You can also improve the algorithm used significantly. Try other techniques, like a random forest, and see if they perform better.
You can also incorporate outside data, such as the weather in New York City (where most trading happens) the day before, and the amount of Twitter activity around certain stocks.
You can also make the system real-time by writing an automated script to download the latest data when the market closes, and make predictions for the next day.

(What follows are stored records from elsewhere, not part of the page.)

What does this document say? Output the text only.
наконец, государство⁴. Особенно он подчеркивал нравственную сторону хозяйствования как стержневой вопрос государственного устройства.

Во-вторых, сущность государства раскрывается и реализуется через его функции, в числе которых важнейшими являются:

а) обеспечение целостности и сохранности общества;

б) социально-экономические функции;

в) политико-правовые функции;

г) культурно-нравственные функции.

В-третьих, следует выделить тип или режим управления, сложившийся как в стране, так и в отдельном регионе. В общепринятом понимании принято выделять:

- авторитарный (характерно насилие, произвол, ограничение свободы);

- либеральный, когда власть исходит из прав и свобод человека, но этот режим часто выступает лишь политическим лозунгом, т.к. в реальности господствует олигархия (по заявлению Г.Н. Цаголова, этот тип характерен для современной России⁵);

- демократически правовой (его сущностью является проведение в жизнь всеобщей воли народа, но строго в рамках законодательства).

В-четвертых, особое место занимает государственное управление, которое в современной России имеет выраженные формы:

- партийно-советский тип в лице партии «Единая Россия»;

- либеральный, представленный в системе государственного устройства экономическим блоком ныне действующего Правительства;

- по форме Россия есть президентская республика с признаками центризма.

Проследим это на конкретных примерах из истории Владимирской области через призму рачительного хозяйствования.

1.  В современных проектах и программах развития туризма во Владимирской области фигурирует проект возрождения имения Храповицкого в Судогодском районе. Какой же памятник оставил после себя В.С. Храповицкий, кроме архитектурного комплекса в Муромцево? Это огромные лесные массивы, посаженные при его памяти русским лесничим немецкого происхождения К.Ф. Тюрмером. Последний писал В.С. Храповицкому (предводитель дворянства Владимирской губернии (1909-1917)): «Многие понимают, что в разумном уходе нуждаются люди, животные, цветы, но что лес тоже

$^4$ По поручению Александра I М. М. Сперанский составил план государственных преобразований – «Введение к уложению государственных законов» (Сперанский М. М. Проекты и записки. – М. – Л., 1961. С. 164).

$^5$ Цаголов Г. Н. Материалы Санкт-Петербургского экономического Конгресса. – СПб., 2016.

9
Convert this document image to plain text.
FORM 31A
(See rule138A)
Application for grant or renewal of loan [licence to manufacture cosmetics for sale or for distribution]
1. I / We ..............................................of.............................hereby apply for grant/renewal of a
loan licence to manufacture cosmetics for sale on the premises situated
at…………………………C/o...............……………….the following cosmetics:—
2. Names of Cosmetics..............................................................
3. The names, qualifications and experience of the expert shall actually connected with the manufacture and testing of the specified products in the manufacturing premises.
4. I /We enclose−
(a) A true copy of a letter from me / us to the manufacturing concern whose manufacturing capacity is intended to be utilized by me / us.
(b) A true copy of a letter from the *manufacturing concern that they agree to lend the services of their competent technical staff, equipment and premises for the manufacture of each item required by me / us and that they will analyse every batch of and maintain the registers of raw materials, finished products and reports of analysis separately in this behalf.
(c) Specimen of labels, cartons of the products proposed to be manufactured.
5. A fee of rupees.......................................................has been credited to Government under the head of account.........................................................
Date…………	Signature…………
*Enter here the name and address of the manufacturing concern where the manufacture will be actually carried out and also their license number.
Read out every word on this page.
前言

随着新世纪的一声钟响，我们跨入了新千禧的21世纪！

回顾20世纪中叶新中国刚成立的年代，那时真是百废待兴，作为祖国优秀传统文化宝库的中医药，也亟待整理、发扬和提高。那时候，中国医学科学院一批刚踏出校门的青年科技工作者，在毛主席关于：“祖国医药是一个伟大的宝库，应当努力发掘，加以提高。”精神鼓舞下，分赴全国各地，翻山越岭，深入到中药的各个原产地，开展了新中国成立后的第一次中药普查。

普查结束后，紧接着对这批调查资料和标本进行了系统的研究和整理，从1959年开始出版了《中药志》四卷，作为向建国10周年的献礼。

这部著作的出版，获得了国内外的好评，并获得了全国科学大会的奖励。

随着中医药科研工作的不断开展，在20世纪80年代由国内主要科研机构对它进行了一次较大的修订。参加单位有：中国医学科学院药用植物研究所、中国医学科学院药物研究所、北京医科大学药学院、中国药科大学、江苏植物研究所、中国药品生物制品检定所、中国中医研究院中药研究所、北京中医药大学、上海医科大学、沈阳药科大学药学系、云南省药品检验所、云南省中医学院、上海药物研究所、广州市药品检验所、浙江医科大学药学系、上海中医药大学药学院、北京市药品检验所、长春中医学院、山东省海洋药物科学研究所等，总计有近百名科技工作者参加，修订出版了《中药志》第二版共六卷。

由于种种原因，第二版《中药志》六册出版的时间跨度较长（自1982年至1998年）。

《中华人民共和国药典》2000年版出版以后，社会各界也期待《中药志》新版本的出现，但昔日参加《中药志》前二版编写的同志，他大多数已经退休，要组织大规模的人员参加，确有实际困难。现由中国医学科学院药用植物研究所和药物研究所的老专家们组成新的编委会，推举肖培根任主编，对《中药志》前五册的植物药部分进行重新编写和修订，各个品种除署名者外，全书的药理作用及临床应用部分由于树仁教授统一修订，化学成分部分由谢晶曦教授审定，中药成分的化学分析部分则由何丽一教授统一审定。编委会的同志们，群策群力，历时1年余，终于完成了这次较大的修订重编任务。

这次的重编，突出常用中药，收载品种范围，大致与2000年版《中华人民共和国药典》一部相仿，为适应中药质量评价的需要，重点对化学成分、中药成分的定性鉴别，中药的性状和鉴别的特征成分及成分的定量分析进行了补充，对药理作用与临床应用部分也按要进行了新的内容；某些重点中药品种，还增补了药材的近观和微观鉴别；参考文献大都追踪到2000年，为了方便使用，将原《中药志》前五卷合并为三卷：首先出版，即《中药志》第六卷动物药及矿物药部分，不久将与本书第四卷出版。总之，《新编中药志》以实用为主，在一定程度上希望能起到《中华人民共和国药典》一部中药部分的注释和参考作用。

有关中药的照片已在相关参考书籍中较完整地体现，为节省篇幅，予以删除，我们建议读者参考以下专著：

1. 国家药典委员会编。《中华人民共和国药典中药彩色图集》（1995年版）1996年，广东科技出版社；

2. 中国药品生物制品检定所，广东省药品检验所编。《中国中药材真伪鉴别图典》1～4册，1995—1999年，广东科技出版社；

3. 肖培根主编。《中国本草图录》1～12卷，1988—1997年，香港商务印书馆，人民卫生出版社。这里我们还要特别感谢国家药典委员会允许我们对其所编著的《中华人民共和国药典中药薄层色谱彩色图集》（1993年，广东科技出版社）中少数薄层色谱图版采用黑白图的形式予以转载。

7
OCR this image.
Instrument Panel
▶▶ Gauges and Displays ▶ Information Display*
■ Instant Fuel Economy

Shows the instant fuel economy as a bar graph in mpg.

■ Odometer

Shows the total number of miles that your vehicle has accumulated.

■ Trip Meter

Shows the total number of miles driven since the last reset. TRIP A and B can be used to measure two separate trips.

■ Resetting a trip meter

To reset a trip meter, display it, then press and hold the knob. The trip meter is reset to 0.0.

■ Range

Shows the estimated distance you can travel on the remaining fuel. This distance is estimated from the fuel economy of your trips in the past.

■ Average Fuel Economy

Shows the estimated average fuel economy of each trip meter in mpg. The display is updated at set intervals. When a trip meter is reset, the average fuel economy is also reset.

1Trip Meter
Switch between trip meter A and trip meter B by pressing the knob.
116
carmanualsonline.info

Finally, you can make the system "higher-resolution". You're currently making daily predictions, but you could make hourly, minute-by-minute, or second by second predictions. This will require obtaining more data, though. You could also make predictions for individual stocks instead of the S&P500.